I'm sure there are many more considerations I've left out - adoptive families out there in cybersapce, please feel free to chime in. But I think you get the idea. Adoptive families consist of normal people who just want to be treated as such.

Now in 10 days, when we finally have our son in our arms, we'll really get to find this out for ourselves.

4 comments:

Precious Wonders and Little Monkeys said...
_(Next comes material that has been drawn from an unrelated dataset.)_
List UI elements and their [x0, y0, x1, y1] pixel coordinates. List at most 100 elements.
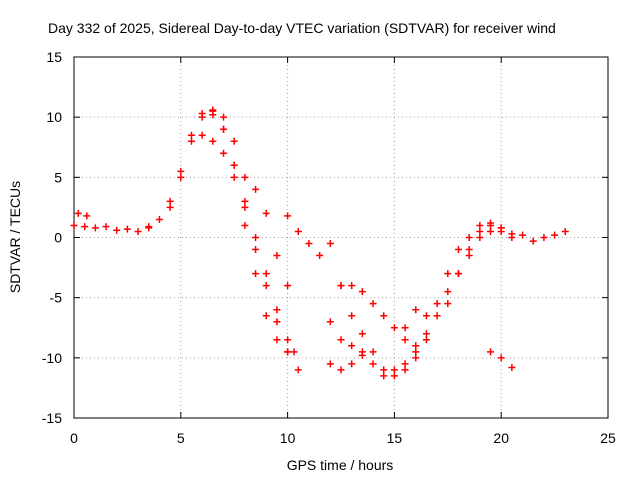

Ahhh... these are always those conversations that have me looking like I swallowed an ice cube and I can't help but laugh at the comments whether meant to be offensive or just plain curious. The first thoughts are always... Do you hear yourself? I always try to be polite as I have little eyes watching and I want to be a positive example. This list could really go on a long ways for me as people already think my biological children are adopted. I've decided it's my choice whether to be offended or not and I've decided to pray for grace and patience and not be offended (as best I can... although I may need a venting moment from time to time). I also try to be in their shoes not knowing what is appropriate or not but really intrigued. I wouldn't want to discourage someone from adopting so maybe just hand over my agencies names and a few websites so they can learn first hand and off we go (yep, planning preprinted cards so I can quickly leave any situation if needed but still leave them with info.). Thanks for addressing this. I've had a few moments lately where I've had to grin and bear it.

Unknown said...

These well meaning sentiments happen a lot. I had my first one the other day. We are six months home next week and on the way to walking my son into school (Irish Scottish heritage, red blond hair and blue eyes) while carrying my Taiwanese daughter, another mother looked at me, looked at her, looked at my son then back at me and said 'Is your husband Asian?' I just said no, she's adopted (if I hadn't been caught off guard I might have just said no and nothing else). Then she said, She's so beautiful and walked away. Like that was consolation for being adopted. Some people just do NOT think before they speak. Being that we live as expats and our son attends an international school there is a huge mix of different cultures but I imagine once we move back to the US we will here a lot more comments.
It is a bit frustrating, we get looks a lot but this was our first comment to us. I like the other commenters card idea. That's great!

babysarah said...

We are traveling on the same flight to Taipei! That is so great. We are also staying at the Agora! What room did you all book? My parents are going too and my six year old daughter ! How exciting! See you in SFO?! Liz
babyemmendorfer.blogspot.com

Sarah k said...

Ya know.. I haven't had the elephant in the room much! LOL. Jeremiah has been home now for over a year and well, we get "wow isn't he a cutie" but very seldom do they think he is adopted especially if I am on my own for the day. I have the dark features and such, so they just assume. I have had the elephant a couple of times but he was a kind elephant that was asking questions because they NEEDED info for a family member or they were seriously curious. I had feared the "elephant" but he just didn't stop by our outings much and still doesn't. I think I have been approached mainly by other adopters that wish to share their journey or by those that wish to start one or help someone start one or knows someone that is on one. I hope you are not visited by many "elephants"...lol. Have a great trip Judy and relax. I look forward to seeing pictures of you guys!